To survive dismissal, a SBA size protest must be “specific,” that is, it must explain why the protested contractor is not small, and (in many cases), provide third-party evidence supporting the claim.
In Size Appeal of SoftConcept, Inc., SBA No. SIZ-5197 (2011), the SBA’s Office of Hearings and Appeals held that a SBA size protest was insufficiently specific when the protester alleged that the contract awardee did not list the NAICS code in question, NAICS code 541519, in its Central Contractor Registration profile.
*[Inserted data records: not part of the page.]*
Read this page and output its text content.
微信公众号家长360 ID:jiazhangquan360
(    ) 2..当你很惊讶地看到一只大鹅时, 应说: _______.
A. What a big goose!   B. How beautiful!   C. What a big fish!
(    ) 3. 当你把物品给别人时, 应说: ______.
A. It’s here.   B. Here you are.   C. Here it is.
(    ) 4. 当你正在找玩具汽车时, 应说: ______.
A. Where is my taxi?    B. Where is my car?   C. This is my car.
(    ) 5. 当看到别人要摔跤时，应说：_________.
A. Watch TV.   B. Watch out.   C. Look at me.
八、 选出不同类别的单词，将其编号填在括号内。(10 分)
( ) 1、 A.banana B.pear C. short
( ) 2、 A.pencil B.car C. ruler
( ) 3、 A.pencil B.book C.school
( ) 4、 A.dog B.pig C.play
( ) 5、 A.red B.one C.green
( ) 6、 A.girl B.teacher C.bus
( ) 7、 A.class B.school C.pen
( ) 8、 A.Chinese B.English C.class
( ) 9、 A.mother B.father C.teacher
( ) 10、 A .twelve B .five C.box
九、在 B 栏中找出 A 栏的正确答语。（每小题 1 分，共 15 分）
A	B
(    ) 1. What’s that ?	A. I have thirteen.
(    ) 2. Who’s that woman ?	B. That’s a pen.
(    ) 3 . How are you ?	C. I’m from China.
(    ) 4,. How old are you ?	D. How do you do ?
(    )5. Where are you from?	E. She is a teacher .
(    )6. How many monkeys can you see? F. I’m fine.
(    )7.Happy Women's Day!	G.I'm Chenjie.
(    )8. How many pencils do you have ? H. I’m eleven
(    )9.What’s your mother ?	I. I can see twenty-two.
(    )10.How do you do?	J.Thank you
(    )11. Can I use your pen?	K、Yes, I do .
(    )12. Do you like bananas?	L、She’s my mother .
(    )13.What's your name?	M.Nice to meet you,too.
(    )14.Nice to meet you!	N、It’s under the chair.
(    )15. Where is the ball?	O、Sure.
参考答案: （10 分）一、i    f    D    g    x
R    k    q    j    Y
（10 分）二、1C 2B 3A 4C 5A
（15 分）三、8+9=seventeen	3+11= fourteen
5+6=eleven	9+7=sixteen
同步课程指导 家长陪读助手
Small government contractors are familiar with the CCR system—registration is mandatory before a company can receive a federal government contract. As part of its CCR profile, a company may choose to list the NAICS codes in which it operates, and may also identify those NAICS codes for which it qualifies as small.
In the SoftConcept case, the procurement carried NAICS code 541519, but the awardee, Enterprise Information Systems, did not list that code on its CCR profile.
SBA OHA held that “this issue does not affect whether or not EIS is a small business under the applicable size standard.” Because the protester had not presented any information suggesting that EIS exceeded the relevant size standard, SBA OHA held that the SBA Area Office had properly dismissed the SBA size protest as insufficiently specific.
One note: the SoftConcept SBA size appeal decision does not mean that CCR profiles cannot serve as viable evidence that an awardee exceeds the relevant size standard. For instance, if EIS had listed NAICS code 541519 on its CCR profile, but stated “no” when asked if it was a small business under that code, the CCR profile would likely make for a “specific” size protest. Similarly, if the protester had alleged that EIS was affiliated with another company, and the two companies’ CCR profiles indicated a shared address, telephone number, facsimile, or government points of contact, the size protest likely would have survived dismissal.